5. In questa discussione pubblica, democratica, non si possono ignorare infatti i rapporti di forza. Anche in una fase in cui, con un certo ritorno di normalità, torna la discussione sul cambio di maggioranza e di Governo. È un tema posto con forza all’opinione pubblica, basta leggere i giornali. Ogni critica è legittima, persino benvenuta. Ma la democrazia non si nutre solo di “opinione pubblica”, vive nei rapporti di forza. Su questo Andrea Orlando ha fatto un ragionamento politico, che riguarda le asimmetrie di potere economico e informativo che influenzano l’opinione pubblica. E non quella astratta (che non esiste nemmeno a Londra o ad Amsterdam), quella reale. Per troppo tempo, nell’ampio campo democratico e anche a sinistra, abbiamo considerato l’espressione “conflitto di interessi” solo in riferimento a una persona: Silvio Berlusconi. Eppure uomini come Guido Rossi ci avvertivano già vent’anni fa dell’esistenza in Italia di un “conflitto epidemico”. Oggi il tema è ancora più attuale, per la concentrazione proprietaria dei mezzi di informazione. Liquidare questo tipo di riflessioni accostandole al vergognoso gorgo degli attacchi sguaiati rivolti a Silvia Romano o alla Senatrice Segre, oppure tentare di ridicolizzarle parlando di Unione Sovietica o “populismo economico”, è un modo inaccettabile di cambiare argomento.

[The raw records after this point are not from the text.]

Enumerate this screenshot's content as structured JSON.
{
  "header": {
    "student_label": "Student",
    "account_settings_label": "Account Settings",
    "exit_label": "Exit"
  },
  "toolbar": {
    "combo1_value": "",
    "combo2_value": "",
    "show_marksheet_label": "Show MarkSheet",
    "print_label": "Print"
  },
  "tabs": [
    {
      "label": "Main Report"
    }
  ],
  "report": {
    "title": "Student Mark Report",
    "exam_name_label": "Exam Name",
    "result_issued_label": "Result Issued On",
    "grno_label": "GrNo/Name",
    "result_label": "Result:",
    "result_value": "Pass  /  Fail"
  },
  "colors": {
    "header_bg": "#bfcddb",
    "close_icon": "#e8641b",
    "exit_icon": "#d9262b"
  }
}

Non possiamo permettercelo, tutte le questioni poste richiamano grandi principi liberali. Ma troppi liberali italiani se lo dimenticano (meno male che Carlo Calenda c’è).

L’ex ministro dello Sviluppo Economico Carlo Calenda, oggi parlamentare europeo, ha infatti scritto su twitter:

“Te lo spiego in parole semplici 1) FCA non ha mai rispettato il piano degli investimenti previsto per l’Italia; 2) avrebbe la liquidità per sostenere il gruppo ma la tiene nella capogruppo per distribuire un maxi dividendo pre fusione PSA: 3) quel maxi dividendo non verrà tassato”. 

E incalza:

“Mi devono però spiegare perché non sono d’accordo sul fatto che una società che ha 28,5 bn di mezzi propri, chieda una garanzia dello Stato per 6,3 mld per una controllata, debba impegnarsi a non distribuire dividendi”. 

“Dal 1,5 mld la legge prevede la discrezionalità del finanziamento ergo puoi mettere condizioni. Gli investimenti, 5 mld, previsti e sbandierati dal piano. Azienda privata con sufficienti mezzi propri che chiede una garanzia allo stato invece di garantire lei il prestito”.